Ô, miracles et mirages du progrès : pendant que les ingénieurs de Google DeepMind s’agitent pour injecter un peu d’éthique dans la mélodie mécanique de la siliconnerie globale, chez Meta, les chatbots nous prouvent une nouvelle fois que l’intelligence n’est pas toujours là où on la programme – ou plutôt, que son absence devient franchement gênante dès que l’humain s’oublie derrière l’algo. Voilà le paradoxe : l’IA, créature née de la science et du marché, se retrouve aujourd’hui à jouer des partition douteuses, tandis que ses propres créateurs revendiquent le droit de la recadrer. Finalement, qui façonne qui ?
Ce ballet grotesque se joue sur le même tempo : celui de la résilience dans le chaos. Voyez 4chan, ce dinosaure du web qui résiste aux pirates comme une vieille passoire rafistolée avec du ruban adhésif. Ni banni, ni dompté, le forum continue d’exister dans les marges, où modération rime surtout avec improvisation. Dans un monde où les plateformes rêvent de contrôle absolu, la survie bancale du chaos organisé demeure le plus comique des contrepoints à l’asepsie algorithmique des Facebook et consorts. Ce sont deux modèles, deux visions, deux hontes qui se font face : la dérive programmée versus l’anarchie institutionnalisée.
Mais pourquoi s’étonner qu’on se perde dans ses propres archives, lorsqu’on peine déjà à organiser ses marque-pages digitaux ? La quête de control dans l’infini d’onglets et d’applis, vantée par des outils comme Raindrop.io ou MyMind, n’est que le miroir du désordre moral qui gangrène nos super-plateformes. IA qui trie pour nous, bots qui papotent trop, forums qu’on ressuscite au chausse-pied : tout cela n’est qu’appel d’air pour une humanité démunie face à ses propres créations. On stocke, on délègue, on s’en remet à la machine puis, paniqués devant tant d’inefficacité, l’on rêve de reprendre le contrôle – syndicaliser les ingénieurs, renforcer les pare-feux, espérer qu’un script saura dire non… et l’on recommence, meilleurs, pense-t-on. Illusion d’optique.
La technologie, tout en promettant l’ordre et la maîtrise, n’a jamais cessé de révéler nos génies… et nos égarements les plus burlesques.
Dans cette galaxie numérique où le succès vire autant à l’hystérie qu’à la débâcle, le triomphe du chaos n’est pas que technique, il est aussi existentiel. Les bourdes spectaculaires des chatbots, les rachats ratés des start-uppeuses héroïques, les forums ressuscités à coups de crowdfunding de fortune, tout cela compose la grande saga moderne : celle d’une culture qui, incapable de faire de ses échecs une force, préfère les camoufler derrière la séduction transparente de l’innovation.
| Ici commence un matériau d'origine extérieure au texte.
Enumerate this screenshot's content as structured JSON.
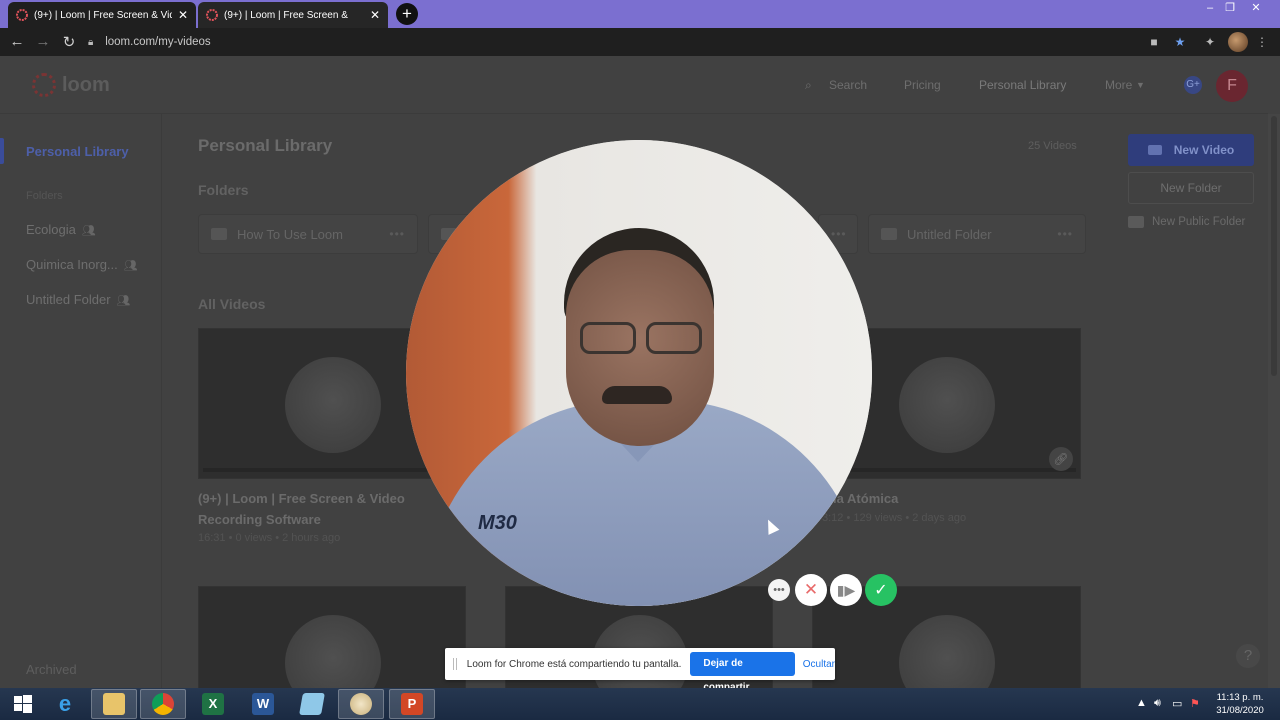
{
  "browser": {
    "tabs": [
      {
        "title": "(9+) | Loom | Free Screen & Vide",
        "active": true
      },
      {
        "title": "(9+) | Loom | Free Screen & ",
        "active": false
      }
    ],
    "new_tab": "+",
    "url": "loom.com/my-videos"
  },
  "loom": {
    "brand": "loom",
    "nav": {
      "search": "Search",
      "pricing": "Pricing",
      "personal_library": "Personal Library",
      "more": "More"
    },
    "avatar_letter": "F",
    "sidebar": {
      "personal_library": "Personal Library",
      "folders_heading": "Folders",
      "folders": [
        "Ecologia",
        "Quimica Inorg...",
        "Untitled Folder"
      ],
      "archived": "Archived"
    },
    "main": {
      "title": "Personal Library",
      "video_count": "25 Videos",
      "folders_heading": "Folders",
      "folders": [
        {
          "name": "How To Use Loom"
        },
        {
          "name": "Untitled Folder"
        }
      ],
      "all_videos_heading": "All Videos",
      "videos": [
        {
          "title": "(9+) | Loom | Free Screen & Video Recording Software",
          "meta": "16:31 • 0 views • 2 hours ago"
        },
        {
          "title": "ría Atómica",
          "meta": "3:12 • 129 views • 2 days ago"
        }
      ]
    },
    "actions": {
      "new_video": "New Video",
      "new_folder": "New Folder",
      "new_public_folder": "New Public Folder"
    },
    "help": "?"
  },
  "recording": {
    "share_message": "Loom for Chrome está compartiendo tu pantalla.",
    "stop_sharing": "Dejar de compartir",
    "hide": "Ocultar",
    "shirt_logo": "M30"
  },
  "taskbar": {
    "apps": [
      "windows-start",
      "internet-explorer",
      "file-explorer",
      "chrome",
      "excel",
      "word",
      "notepad",
      "paint",
      "powerpoint"
    ],
    "time": "11:13 p. m.",
    "date": "31/08/2020"
  },
  "colors": {
    "loom_blue": "#625df5",
    "record_green": "#27c263",
    "tab_strip": "#7b6fd0"
  }
}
Orgueil, déni, improvisation – à l’ère de la licorne, l’échec redevient viral, comme dans le récit de Julie Wainwright, ou dans la course effrénée des start-up d’Amérique latine qui, au moindre rhume économique, risquent l’implosion bien plus sûrement qu’un serveur chez 4chan.
Si l’on retient une chose de cet opéra tragicomique, c’est que l’éthique – comme le rangement des bookmarks ou la résilience de forums d’un autre temps – exige moins de promesses que d’actes suivis. Espérons que les prochaines lignes de code, de manifeste ou de business plan intégreront enfin cette réalité : la technologie reste, au fond, le reflet inégal de nos désirs, de nos angoisses et de ce besoin pathologique d’avoir toujours le dernier mot.